Istat, aumenta disoccupazione ma resta sotto media UE

Secondo uno studio ISTAT, nel 2009 in Italia, il tasso di occupazione è diminuito a livello nazionale al 57,5% (-1,2 punti percentuali su base annua), nella fascia di eta’ fra 15 e 64 anni. Il valore è inferiore di oltre sette punti rispetto alla media dell’Unione Europea, che si attesta al 64,6%. L’Istat precisa inoltre che nel 2009, il tasso di disoccupazione passa in Italia dal 6,7% dell’anno precedente al 7,8%, contro l’8,9% registrato nell’Unione europea a 27 Paesi.
Rispetto alla UE, il valore più basso del tasso di disoccupazione è collegabile ad un più elevato indicatore di inattività: infatti il tasso di inattività si posiziona al 37,6%, superiore di quasi 10 punti alla media Ue (28,9%). Nel 2008 il tasso di disoccupazione era cresciuto di sette decimi di punto rispetto al 2007, dopo nove anni di continua discesa.Secondo i dati pubblicati dall’Istat sul mondo del lavoro, l’occupazione nelle grandi imprese a febbraio registra un calo dell’1,9% (al lordo della Cig) e dell’1,3% al netto. L’Istat spiega che nel gennaio 2010 c’e’ stata una variazione nulla al lordo della Cig e del +0,2% al netto. Invece nei primi 2 mesi 2010 l’occupazione cala del 2,1% al lordo della Cig e dell’1,8% al netto. Le retribuzioni lorde per ora lavorata aumentano a febbraio del 6,5% su febbraio 2009 e del 2,4% sul mese precedente. Cala l’uso del Cig, la Cassa integrazione guadagni.

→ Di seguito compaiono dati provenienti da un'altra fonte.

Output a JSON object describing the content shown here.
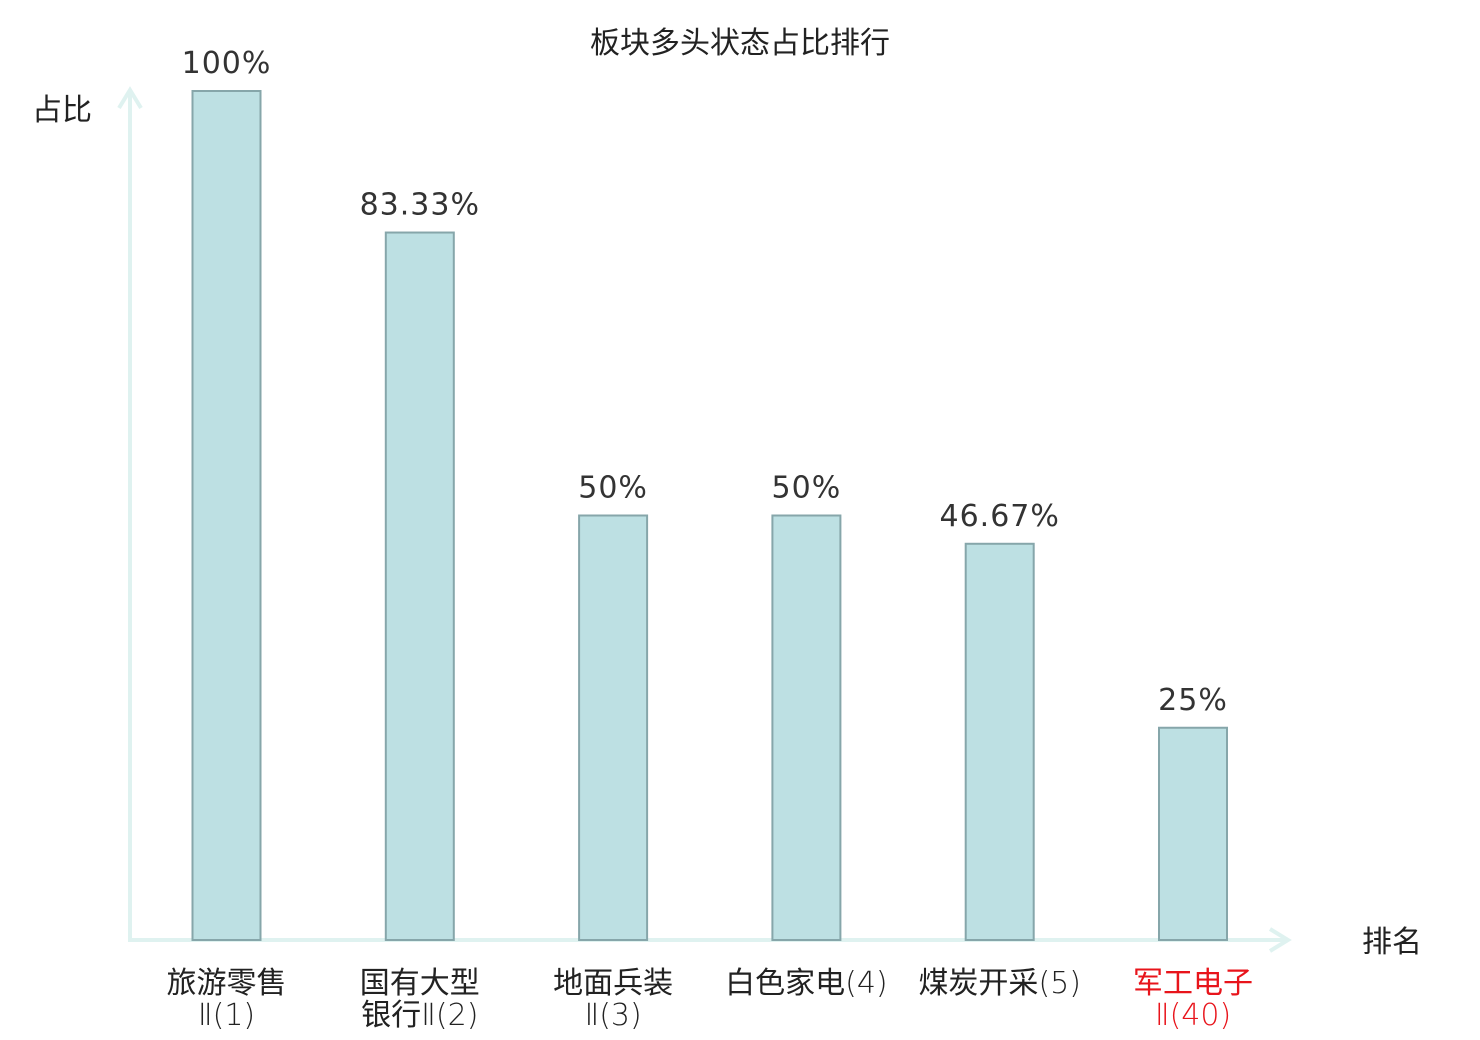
{
  "chart_data": {
    "type": "bar",
    "title": "板块多头状态占比排行",
    "ylabel": "占比",
    "xlabel": "排名",
    "ylim": [
      0,
      100
    ],
    "grid": false,
    "categories": [
      {
        "lines": [
          {
            "main": "旅游零售",
            "suffix": ""
          },
          {
            "main": "",
            "suffix": "Ⅱ(1)"
          }
        ],
        "highlight": false
      },
      {
        "lines": [
          {
            "main": "国有大型",
            "suffix": ""
          },
          {
            "main": "银行",
            "suffix": "Ⅱ(2)"
          }
        ],
        "highlight": false
      },
      {
        "lines": [
          {
            "main": "地面兵装",
            "suffix": ""
          },
          {
            "main": "",
            "suffix": "Ⅱ(3)"
          }
        ],
        "highlight": false
      },
      {
        "lines": [
          {
            "main": "白色家电",
            "suffix": "(4)"
          }
        ],
        "highlight": false
      },
      {
        "lines": [
          {
            "main": "煤炭开采",
            "suffix": "(5)"
          }
        ],
        "highlight": false
      },
      {
        "lines": [
          {
            "main": "军工电子",
            "suffix": ""
          },
          {
            "main": "",
            "suffix": "Ⅱ(40)"
          }
        ],
        "highlight": true
      }
    ],
    "values": [
      100,
      83.33,
      50,
      50,
      46.67,
      25
    ],
    "value_labels": [
      "100%",
      "83.33%",
      "50%",
      "50%",
      "46.67%",
      "25%"
    ],
    "colors": {
      "bar_fill": "#bde0e3",
      "bar_stroke": "#86a6aa",
      "axis": "#dff2f0",
      "label_text": "#222222",
      "highlight_text": "#e8141b"
    }
  }
}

I dati più negativi arrivano dal Sud Italia: Sicilia (13,9%), Sardegna (13,3%) e Campania (12,9%) sono le tre regioni con il tasso di disoccupazione più alto d’Italia. Al lato opposto di una ipotetica classifica sulla disoccupazione, le due regioni con il tasso minore di inoccupati sono Trentino Alto Adige (3,2%) e Valle D’Aosta (4,4%).